3(a). I still have a box full of envelopes of pictures to scan, but the other day I passed the 20,000 picture mark.  I really need to remember to pick up two more SD cards to back up the pictures. Then I have to remember to take them to my safe deposit box. No sense making a backup if I then lose it in a fire or something.

3(b). My dad has a shelf full of genealogical materials.  After I finish my photo scanning project I will, likely, begin scanning all of that in.  Wish me luck.

*Because if you’re that close to the most massive single organism on the planet, it would be foolish not to see (and photograph!) it.  I doubt we’re going to get far enough east on our planned 2018 trip to Washington and Oregon to visit the largest organism in terms of area.

National Geographic July 2013, Part 1

I still can’t access the text version of these issues on-line. I wonder why they even have that functionality if you can’t get to it.

While digging around I found that they do have an Android app finally.  I wonder if I’d be able to read the issues on my phone, or if the text would be too small. Maybe I’ll try it tomorrow.

Field Trip on Mars, by John Grotzinger

Grotzinger is a geologist who was the project scientist on the Curiosity rover for NASA’s Jet Propulsion Laboratory. Grotzinger still works on the project, but stepped down as project scientist in 2015.  In Field Trip on Mars, we get to see how Curiosity does its geology work.  Curiosity drills through rocks and analyzes what’s inside them.  The scientists with the project were able to see that Mars once had water capable of sustaining life with the very first rock it drilled through.

As the magazine went to press, Curiosity was heading into a crater towards Mount Sharp, a mountain that, according to Grotzinger, looks more Earthlike than other places that rovers have been sent to.  Curiosity reached Mount Sharp on September 11, 2014.

It All Began in Chaos, by Robert Irion, photographs by Mark Thiessen, Art by Dana Barry

Kind of off-topic, but every time I look at the credits for this article, I see “Diana Barry” as the name of the artist.  Diana Barry, for those who aren’t Anne of Green Gables fans, was Anne’s raven-haired childhood friend from that series.

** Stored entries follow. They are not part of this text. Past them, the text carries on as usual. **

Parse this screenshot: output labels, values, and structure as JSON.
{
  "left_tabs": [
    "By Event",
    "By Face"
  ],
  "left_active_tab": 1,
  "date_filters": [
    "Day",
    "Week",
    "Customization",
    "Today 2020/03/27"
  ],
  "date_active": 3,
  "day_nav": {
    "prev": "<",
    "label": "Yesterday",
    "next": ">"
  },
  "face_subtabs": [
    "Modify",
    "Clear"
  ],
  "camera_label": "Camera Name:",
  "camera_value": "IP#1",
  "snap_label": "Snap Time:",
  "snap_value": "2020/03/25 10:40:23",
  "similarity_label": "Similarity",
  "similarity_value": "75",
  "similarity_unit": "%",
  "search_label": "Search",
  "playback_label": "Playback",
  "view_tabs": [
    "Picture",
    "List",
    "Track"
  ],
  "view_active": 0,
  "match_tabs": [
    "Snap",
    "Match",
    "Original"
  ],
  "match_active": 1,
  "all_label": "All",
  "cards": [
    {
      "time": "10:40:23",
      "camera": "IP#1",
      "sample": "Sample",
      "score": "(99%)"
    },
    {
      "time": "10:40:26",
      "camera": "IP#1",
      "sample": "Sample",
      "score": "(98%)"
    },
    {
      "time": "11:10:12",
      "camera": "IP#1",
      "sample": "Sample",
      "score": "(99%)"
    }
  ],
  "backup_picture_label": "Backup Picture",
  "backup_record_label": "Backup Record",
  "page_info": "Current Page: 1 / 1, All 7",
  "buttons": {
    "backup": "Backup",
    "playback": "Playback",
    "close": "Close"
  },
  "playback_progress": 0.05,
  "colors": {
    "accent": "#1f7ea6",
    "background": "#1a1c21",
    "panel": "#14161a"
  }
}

It All Began in Chaos is about the early formation of the solar system and our evolving understanding of it.  We start with Newton’s idea that the planets move in perfectly circular orbits and then to the idea that orbits are elliptical and the to the idea that orbits are elliptical right now and are likely to stay that way, but that no one can know for certain what will happen in the future because there seem to have been unexpected events in the solar system’s past (for example, Uranus, Neptune, and Saturn apparently used to be much closer to the sun than expected, then something happened to move them).

As to the future of the solar system, all scientists can do is speak in percentages like with meteorology because things are still moving and drifting and something like the event that may have moved three of our four largest planets to the outside of the solar system could always happen again.  We just don’t know.

This article was also one of the first times I’ve felt the passage of time from when the article was written (aside from the few articles I’ve read from the 19th century, of course). Irion tells us that in July 2015, New Horizons will fly past Pluto and take pictures of the dwarf planet and its satellites. This flyby happened almost a year ago now.